1. Dalam bait pertama makna yang terkandung setelah melalui proses analisa semiotik De Saussure adalah manusia pasti mencari kesenangan namun tidak selalu kesenangan itu datang sekalipun manusia berada ditempat yang tepat.

2. Dalam bait kedua makna yang terkandung setelah memlalui proses analisa semiotik De Saussure adalah manusia mencari kesenangan di tempat yang tidak semestinya. Walaupun memberikan kesenangan namun hal itu dapat menimbulkan masalah baru.

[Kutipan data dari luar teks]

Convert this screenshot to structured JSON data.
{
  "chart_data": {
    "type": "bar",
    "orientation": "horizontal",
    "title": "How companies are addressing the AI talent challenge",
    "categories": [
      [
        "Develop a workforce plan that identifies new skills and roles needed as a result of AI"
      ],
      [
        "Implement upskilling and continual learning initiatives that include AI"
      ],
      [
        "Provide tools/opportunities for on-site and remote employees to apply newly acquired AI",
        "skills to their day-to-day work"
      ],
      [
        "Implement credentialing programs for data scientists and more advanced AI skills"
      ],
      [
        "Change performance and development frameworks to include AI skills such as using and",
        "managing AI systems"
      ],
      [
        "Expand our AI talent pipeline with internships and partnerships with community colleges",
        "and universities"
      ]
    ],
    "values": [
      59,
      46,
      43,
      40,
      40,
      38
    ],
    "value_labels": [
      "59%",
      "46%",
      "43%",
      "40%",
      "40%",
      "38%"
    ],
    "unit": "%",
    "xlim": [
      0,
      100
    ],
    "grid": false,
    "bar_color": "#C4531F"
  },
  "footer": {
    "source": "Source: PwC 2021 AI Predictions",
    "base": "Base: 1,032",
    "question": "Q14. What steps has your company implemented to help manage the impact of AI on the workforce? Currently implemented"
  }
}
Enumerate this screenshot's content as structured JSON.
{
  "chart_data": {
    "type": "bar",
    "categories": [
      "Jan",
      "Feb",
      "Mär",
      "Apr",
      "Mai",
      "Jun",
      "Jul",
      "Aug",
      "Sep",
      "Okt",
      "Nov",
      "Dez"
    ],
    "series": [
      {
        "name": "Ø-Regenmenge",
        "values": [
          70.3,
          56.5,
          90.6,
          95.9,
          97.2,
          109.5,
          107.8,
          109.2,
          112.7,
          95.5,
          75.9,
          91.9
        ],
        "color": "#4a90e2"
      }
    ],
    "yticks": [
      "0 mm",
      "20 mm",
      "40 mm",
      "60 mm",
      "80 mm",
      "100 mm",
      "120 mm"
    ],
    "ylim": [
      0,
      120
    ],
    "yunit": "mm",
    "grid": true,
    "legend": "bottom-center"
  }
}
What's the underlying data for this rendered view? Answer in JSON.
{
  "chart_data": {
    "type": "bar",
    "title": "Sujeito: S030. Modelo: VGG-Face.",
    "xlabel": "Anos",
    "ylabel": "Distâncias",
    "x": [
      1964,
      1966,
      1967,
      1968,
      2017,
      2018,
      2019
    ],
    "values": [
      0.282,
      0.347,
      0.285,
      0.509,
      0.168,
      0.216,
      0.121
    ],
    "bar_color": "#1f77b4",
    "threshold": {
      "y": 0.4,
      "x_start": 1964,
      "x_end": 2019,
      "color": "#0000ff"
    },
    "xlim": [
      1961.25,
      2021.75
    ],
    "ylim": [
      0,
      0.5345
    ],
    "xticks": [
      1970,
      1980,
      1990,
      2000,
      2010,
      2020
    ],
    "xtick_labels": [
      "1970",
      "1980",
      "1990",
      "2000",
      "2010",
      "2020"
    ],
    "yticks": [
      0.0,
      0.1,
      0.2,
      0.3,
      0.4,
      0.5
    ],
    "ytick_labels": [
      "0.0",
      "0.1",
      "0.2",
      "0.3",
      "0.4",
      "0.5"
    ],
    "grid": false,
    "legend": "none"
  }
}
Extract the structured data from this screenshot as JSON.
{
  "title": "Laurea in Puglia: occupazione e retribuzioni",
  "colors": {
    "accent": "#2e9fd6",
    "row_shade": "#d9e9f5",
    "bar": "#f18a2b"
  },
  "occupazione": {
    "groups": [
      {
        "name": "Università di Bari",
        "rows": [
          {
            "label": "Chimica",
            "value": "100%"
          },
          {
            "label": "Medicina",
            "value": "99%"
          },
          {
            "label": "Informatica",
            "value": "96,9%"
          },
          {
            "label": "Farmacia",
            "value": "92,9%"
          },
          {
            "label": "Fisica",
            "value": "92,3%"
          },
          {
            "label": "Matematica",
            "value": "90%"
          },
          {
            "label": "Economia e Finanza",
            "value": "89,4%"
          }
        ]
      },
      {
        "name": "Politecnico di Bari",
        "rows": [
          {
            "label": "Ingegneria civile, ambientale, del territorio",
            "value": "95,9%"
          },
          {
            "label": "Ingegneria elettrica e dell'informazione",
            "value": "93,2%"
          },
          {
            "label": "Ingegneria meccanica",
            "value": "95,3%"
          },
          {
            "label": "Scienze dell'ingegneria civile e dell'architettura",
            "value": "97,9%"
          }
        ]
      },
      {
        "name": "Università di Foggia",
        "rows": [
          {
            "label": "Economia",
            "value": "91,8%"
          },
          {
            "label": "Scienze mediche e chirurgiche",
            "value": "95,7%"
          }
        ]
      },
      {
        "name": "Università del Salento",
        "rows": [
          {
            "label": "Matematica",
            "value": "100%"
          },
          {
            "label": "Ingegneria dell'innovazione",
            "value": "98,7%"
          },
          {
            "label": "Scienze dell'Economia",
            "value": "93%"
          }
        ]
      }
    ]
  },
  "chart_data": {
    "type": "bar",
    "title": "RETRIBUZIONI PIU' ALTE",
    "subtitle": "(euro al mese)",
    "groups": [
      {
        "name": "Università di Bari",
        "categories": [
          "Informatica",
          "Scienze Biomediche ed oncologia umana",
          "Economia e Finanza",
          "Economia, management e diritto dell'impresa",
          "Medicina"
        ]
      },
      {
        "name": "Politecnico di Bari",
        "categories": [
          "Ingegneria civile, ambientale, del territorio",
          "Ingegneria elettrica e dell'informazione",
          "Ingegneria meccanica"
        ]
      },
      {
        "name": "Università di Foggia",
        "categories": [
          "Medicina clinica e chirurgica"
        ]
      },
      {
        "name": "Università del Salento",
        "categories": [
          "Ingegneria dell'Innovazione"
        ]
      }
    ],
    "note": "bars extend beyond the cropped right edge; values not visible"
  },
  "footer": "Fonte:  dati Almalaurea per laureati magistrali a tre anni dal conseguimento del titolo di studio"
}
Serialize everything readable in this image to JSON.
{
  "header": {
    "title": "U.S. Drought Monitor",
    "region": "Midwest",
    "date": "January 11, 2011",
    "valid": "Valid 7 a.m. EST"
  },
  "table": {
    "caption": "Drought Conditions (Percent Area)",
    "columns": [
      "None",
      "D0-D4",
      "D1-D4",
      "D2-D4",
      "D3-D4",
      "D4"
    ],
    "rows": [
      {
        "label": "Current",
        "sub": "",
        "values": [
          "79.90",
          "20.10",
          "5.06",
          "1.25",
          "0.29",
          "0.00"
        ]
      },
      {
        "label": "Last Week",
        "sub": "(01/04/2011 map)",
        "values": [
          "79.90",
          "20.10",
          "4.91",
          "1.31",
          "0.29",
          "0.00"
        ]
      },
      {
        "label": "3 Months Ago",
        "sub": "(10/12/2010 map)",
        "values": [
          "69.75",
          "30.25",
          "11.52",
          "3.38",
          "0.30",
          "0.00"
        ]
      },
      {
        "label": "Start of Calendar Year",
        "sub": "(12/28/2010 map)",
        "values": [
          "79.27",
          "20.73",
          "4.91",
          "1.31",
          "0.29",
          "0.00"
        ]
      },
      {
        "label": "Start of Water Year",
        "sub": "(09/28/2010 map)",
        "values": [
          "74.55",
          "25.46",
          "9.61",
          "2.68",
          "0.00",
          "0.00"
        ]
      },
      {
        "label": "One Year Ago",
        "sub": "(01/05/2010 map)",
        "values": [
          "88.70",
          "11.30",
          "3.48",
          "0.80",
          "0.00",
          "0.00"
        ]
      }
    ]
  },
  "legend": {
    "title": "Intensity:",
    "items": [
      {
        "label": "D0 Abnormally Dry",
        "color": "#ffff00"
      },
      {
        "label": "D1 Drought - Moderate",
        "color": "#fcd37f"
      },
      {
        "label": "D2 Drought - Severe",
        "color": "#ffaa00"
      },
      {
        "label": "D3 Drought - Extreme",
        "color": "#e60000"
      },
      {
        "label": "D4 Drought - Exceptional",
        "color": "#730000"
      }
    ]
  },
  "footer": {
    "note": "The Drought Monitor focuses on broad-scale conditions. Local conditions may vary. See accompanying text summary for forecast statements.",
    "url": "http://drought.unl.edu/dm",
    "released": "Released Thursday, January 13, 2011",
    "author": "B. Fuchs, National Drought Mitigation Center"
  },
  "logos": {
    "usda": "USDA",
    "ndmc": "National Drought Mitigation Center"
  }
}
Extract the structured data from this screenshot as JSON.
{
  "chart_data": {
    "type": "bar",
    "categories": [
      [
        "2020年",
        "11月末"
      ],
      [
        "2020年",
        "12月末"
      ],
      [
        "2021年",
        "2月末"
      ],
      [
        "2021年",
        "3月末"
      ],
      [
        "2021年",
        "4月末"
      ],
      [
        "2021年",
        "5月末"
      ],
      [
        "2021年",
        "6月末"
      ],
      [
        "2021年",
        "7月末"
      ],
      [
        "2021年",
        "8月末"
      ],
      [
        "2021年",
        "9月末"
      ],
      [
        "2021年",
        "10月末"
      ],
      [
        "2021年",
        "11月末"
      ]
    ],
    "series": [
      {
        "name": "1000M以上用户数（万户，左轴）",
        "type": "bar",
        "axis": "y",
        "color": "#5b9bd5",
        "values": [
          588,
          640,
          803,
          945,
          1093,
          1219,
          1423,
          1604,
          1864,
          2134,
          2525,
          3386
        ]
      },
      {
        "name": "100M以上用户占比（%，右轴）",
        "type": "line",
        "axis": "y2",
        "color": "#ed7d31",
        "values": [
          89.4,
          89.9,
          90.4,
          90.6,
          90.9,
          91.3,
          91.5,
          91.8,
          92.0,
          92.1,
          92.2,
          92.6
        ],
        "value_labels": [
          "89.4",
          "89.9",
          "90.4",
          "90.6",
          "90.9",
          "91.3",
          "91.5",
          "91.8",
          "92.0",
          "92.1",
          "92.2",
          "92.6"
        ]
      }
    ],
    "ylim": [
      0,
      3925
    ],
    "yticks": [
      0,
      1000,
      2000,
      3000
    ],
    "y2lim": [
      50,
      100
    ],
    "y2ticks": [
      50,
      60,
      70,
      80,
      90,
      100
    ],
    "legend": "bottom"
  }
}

3. Dalam bait ketiga makna yang terkandung setelah memlalui proses analisa semiotik De Saussure adalah janganlah melakukan hal yang sia-sia. Hal ini ditunjukan dengan kalimat “Tak perlu tertawa atau menangis Pada gunung dan laut Karena gunung dan laut Tak punya rasa.” Dalam bait ketiga makna yang terkandung setelah memlalui proses analisa semiotik De Saussure adalah jangan melakukan hal yang berlebihan dalam semua situasi baik senang dan sedih. Hal ini ditunjukan pada lirik yang menandakan hal yang tidak menunjukan hal yang berlebihan dalam kehidupan.

 

 

Jurnal 9

 

l   Judul:  MAKNA OPTIMISME DALAM IKLAN POLITIK “WUJUDKAN MIMPI BERSAMA JOKOWI-JK”

(Analisis Semiotika Saussure Pada Scene Yang Menunjukkan Tagline JOKOWI-JK ADALAH KITA)

 

 

 

l   Object:   IKLAN POLITIK “WUJUDKAN MIMPI BERSAMA JOKOWI-JK”

 

 

 

l   Pendekatan/Metode:   Penelitian ini menggunakan metodologi penelitian kualitatif

 

 

 

l   Analisis: Berdasarkan hasil analisis tanda dengan menggunakan teori tanda dari Ferdinand De Saussure, penelitian ini bertujuan untuk mengetahui sejauh mana unsur-unsur semiotika De Saussure mampu mengungkap makna optimisme yang terdapat di dalam iklan politik “Wujudkan Mimpi Bersama Jokowi-JK”.Dengan demikian, masyarakat dapat melihat sisi lain dari tayangan iklan politik, yakni adanya harapan dan keyakinan tentang masa depan atau hasil yang sukses dari sesuatu serta kecenderungan untuk mengambil pandangan positif. Berdasarkan uraian analisis di atas, peneliti mampu menjawab tujuan dari penelitian ini, diantaranya;

1. Dapat diketahui bahwa dengan menganalisis iklan “Wujudkan Mimpi Bersama Jokowi-JK” menggunakan semiotika Ferdinand De Saussure, peneliti mampu mengungkapkan makna optimisme yang ada di dalam iklan.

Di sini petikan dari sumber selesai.